Quand tomba la sentence de peine capitale
S’est figé votre sang dans un noir sidéral ;
L’adieu à l’existence s’est fait le jour venu.
Partisans, camarades, étiez jugés coupables
D’avoir su résister au milieu de la nuit ;
Quand les mots des poèmes butent sur tant de drames
Les poètes parfois doivent prendre les armes
Et pour la Liberté tout risquer sans déni.

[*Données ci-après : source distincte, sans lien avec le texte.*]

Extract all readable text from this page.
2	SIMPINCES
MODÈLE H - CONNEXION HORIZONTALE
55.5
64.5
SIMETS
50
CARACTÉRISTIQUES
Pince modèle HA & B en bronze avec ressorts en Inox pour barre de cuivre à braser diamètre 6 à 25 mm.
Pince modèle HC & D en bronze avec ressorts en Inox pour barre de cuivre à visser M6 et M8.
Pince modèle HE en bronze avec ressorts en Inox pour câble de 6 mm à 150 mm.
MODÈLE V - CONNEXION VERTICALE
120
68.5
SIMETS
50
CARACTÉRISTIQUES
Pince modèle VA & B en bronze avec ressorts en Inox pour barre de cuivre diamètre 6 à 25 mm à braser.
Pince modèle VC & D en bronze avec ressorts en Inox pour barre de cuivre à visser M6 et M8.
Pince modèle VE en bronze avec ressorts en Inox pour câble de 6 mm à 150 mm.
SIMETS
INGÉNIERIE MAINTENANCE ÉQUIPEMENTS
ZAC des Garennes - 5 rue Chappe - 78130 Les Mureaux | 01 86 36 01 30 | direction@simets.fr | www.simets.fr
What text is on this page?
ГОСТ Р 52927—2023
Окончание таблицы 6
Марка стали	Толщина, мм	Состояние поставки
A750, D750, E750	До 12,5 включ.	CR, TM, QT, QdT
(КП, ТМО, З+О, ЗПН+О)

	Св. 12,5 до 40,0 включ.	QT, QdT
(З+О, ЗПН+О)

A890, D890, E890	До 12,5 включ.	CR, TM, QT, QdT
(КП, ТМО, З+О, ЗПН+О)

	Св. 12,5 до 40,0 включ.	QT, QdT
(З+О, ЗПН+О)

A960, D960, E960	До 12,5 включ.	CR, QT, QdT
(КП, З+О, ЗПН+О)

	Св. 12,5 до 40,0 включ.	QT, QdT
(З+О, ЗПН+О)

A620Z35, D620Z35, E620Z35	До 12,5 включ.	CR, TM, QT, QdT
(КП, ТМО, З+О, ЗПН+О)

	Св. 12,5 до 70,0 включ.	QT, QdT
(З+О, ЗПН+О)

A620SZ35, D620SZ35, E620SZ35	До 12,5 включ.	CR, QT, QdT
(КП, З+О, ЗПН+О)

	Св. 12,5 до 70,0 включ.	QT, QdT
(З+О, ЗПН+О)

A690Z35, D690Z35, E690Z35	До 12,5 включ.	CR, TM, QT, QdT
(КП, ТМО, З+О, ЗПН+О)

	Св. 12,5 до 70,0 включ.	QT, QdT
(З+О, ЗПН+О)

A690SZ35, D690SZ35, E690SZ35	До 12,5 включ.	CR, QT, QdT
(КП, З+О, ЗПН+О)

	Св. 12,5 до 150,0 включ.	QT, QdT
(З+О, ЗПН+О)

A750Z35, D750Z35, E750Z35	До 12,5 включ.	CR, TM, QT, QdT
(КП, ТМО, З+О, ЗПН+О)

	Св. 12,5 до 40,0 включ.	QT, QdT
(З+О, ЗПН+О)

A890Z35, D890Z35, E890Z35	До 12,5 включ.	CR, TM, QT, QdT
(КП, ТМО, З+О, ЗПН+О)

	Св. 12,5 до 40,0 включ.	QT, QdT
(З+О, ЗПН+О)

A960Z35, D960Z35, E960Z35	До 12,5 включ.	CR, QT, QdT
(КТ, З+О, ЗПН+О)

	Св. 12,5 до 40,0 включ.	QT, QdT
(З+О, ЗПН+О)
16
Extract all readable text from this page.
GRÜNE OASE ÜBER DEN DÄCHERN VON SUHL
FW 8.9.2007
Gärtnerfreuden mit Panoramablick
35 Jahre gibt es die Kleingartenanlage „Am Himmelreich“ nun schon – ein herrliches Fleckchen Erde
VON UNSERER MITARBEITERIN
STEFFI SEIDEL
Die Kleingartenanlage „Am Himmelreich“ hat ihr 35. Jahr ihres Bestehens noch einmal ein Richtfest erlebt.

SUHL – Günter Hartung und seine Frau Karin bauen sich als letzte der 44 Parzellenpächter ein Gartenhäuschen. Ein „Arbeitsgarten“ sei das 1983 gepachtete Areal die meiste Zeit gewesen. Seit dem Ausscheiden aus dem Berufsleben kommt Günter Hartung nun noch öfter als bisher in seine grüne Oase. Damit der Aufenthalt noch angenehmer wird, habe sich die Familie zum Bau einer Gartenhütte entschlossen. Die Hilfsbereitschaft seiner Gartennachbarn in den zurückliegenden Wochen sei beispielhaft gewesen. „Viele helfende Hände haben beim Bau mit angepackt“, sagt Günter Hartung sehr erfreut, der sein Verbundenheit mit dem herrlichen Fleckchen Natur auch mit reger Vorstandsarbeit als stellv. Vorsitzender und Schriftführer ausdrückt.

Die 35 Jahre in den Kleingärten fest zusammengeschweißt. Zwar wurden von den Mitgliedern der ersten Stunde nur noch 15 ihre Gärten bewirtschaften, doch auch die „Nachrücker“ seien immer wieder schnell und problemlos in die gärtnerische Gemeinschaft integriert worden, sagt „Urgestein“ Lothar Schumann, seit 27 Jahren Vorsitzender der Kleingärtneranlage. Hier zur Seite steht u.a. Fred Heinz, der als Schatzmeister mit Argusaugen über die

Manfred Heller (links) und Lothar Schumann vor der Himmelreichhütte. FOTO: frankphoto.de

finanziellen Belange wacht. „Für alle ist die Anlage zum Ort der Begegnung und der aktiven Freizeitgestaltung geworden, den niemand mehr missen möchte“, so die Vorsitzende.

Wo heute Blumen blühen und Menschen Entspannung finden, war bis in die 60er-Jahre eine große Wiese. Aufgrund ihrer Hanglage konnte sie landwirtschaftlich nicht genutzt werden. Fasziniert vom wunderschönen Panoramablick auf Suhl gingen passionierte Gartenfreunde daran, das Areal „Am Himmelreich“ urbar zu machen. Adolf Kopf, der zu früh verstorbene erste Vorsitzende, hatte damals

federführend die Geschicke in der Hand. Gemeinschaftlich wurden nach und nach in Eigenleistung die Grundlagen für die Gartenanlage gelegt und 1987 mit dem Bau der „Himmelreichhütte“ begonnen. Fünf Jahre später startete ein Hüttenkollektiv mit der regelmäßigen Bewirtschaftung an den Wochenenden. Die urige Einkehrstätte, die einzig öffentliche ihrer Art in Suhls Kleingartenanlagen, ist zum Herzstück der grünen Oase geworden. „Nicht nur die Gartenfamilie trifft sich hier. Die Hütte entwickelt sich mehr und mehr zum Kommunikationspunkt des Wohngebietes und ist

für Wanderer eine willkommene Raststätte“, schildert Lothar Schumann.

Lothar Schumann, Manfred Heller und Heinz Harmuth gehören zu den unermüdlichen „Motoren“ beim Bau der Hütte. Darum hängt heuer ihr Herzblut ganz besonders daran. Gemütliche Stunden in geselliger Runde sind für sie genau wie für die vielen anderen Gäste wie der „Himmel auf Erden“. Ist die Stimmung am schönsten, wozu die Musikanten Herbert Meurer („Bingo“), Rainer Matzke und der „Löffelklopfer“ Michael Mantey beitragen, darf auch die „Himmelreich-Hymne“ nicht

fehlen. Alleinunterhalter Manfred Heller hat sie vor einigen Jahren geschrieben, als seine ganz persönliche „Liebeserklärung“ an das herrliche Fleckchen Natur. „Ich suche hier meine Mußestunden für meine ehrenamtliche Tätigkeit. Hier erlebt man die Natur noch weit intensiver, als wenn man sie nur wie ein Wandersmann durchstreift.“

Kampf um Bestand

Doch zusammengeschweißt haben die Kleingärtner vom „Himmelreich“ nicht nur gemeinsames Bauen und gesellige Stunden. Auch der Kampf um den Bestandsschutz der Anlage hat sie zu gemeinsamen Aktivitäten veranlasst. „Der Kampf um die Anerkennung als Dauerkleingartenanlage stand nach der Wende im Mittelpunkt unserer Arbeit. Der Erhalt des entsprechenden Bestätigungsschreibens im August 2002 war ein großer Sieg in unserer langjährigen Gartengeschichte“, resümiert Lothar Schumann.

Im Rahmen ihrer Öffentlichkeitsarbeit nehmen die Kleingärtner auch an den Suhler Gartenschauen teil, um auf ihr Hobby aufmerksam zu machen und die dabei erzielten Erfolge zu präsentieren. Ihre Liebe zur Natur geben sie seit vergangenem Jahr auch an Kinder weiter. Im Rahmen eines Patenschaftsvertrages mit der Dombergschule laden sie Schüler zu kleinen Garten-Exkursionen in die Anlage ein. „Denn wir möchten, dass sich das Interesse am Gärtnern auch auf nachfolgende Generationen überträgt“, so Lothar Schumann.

Missak et Mélinée, l’ombre bleue d’Ararat
Par-delà le tombeau garde vos fières âmes ;
Nous sommes les enfants nés de votre courage
Et les petits-enfants dont l’exemple transmis
Accompagne les jours et inspire les vies.
Quatre-vingts ans après, mais qu’est-ce que le temps,
Quand on a comme vous toute l’éternité
Pour éveiller un monde qui n’a plus d’alibi,
Mais reste encore aveugle et sourd aux artifices
Que les tyrans emploient pour nous rendre complices
De leur ignominie et de leur lâcheté ?
Sur le mont Valérien qui n’est plus blanc de givre
Vos actions héroïques résonneront longtemps
Mais pour l’heur il est temps de célébrer l’instant.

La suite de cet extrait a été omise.